Public support for these ideas is high even though the questions explicitly use the phrase “spend government money.” Gallup notes: “Job creation proposals enjoy widespread public support, including majority backing among all party groups, even when the issue of government spending is raised in an era when deficit reduction is one of the major priorities for the federal government.” (Conservatives will object to the question wording, but many economists agree that those proposals would create jobs.)

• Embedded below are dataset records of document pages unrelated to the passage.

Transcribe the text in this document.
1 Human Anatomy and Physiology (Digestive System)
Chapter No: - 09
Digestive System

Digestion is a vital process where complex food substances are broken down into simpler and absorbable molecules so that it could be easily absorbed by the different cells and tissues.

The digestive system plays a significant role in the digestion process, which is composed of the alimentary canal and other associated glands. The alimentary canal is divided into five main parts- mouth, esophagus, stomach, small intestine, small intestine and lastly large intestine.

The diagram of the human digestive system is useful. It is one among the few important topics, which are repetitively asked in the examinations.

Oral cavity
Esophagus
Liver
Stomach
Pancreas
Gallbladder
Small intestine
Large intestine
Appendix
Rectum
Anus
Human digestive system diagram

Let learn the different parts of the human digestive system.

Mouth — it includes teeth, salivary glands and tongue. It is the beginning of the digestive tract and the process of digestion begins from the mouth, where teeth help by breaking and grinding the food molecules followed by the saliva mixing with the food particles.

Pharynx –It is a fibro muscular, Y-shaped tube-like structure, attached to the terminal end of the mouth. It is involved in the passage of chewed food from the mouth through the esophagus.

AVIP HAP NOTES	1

At the same time, the public has been very clear on its desire to see the tax code made marginally more progressive, through new revenues derived from nixing tax breaks for the wealthy and corporations. Yet the progressive proposal, simply because it can’t get through Congress, is not widely treated as “serious” or discussion-worthy. Meanwhile, the core proposals in Ryan’s fiscal blueprint — which would dramatically roll back the safety net and other government programs, while slashing tax rates on the rich without saying how that would be paid for — are deeply unpopular and mathematically questionable. Yet his plan is accorded significantly more attention (even though it, too, is a nonstarter) and deference (though that’s beginning to change).
Obviously Americans regularly tell pollsters they are deeply worried about the deficit and want spending cuts in the abstract. But that changes quickly when you talk specifics, particularly when it comes to retirement programs. And the above Gallup numbers reveal a public that’s receptive to the idea that government spending can create jobs. This, combined with other polling on taxes, drives home what Matthew Yglesias wrote the other day: The progressive vision — invest more now in education and infrastructure to boost the economy, defer dealing with the deficit until we’re on stronger economic footing, and raise taxes and cut defense so the burden of regaining fiscal balance doesn’t fall too heavily on the poor and elderly — really isn’t all that marginal or off the wall. As Yglesias notes, it may never happen, but that doesn’t make it a “wild and crazy dream.”
Unfortunately the current makeup of Congress has defined the choice we face as one between “balanced” austerity (a mix of spending cuts, including to entitlements, and tax hikes) and deeply unbalanced, ideologically unhinged austerity (the Ryan plan). But for the purposes of discussion, it doesn’t have to be this way. Our fiscal debate is deeply out of whack, and the progressive budget deserves to be taken seriously.
The austerians are strangling economic growth and job growth — just look to the failed austerian experiment in Europe — recession and high unemployment. Yet we continue to commit to an entirely disproved and discredited economic theory. We are having the wrong conversation in public policy debate.